Bedenlerimizde taşıdığımız teknoloji

Trans-human çağı, biohacking, implantlar, giyilebilir teknoloji, akıllı sistemler… Yepyeni bir çağ başladı ve bu çağ bize teknolojiyi bedenlerimizde taşımayı sunduğu kadar teknoloji sayesinde bedenlerimizin ömrünü uzatmayı da sunuyor.

image

Aslında her şey belki de 7/24 kullanmaya başladığımız akıllı telefonlarla başladı. Bu cihazlarla yaşama fikrini çoğumuz sevdik. Ardından gelen GoogleGlass gibi giyilebilir teknoloji furyası, vücuda yapıştırılan ve kan şekerini düzenli olarak ölçen cihazlar gibi gelişmeler ise hem merakımızı artırdı hem de ilgimizi fazlasıyla çekti.

İçinde bulunduğumuz bu yepyeni çağın bizlere sundukları elbet bu kadarla kalmıyor. Henüz ülkemizde pek yaygınlaşmasa da biliyoruz ki insanlar evlerinin kilitlerini, ışıklarını vücutlarına yerleştirdikleri RFID implantlarla açabilir hale geldiler.
Daha uzun, sağlıklı ve verimli yaşamak amacıyla yapılan bu tip çalışmalar, bazılarımıza bir bilim kurgu filmi senaryosu gibi gelebilir.

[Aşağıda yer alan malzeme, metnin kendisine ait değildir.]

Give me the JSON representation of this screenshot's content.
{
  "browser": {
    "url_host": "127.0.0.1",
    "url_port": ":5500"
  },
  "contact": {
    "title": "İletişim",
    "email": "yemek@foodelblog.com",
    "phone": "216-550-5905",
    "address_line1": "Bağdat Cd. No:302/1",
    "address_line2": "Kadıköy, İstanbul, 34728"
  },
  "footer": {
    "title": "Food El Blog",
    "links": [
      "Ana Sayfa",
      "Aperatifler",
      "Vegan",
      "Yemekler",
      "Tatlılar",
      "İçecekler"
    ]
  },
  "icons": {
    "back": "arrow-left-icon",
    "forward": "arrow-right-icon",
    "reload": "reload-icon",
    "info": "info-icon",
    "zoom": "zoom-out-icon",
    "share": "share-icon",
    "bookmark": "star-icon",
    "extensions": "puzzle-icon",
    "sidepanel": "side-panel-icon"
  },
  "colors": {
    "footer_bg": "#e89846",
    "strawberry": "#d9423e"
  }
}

Oysa bedenlerimize bu teknolojiyi entegre etme süreci, transhümanizm felsefesi ile çok yakınımızda.

Hatta şu anda bu süreç özellikle dört kategoride hızlı bir şekilde ilerleme kaydediyor:

  1. Teknolojik geliştirmeler: İmplant teknolojisi, özellikle sağlık alanında yapılan çalışmaları ve yer yer giyilebilir teknolojileri kapsayan bir biohacking alt dalı. Örneğin; böbreklerindeki sorun nedeniyle diyaliz makinesine girmesi gereken kişiler, giyilebilir teknoloji sayesinde makineyi üstlerinde taşıyabiliyorlar.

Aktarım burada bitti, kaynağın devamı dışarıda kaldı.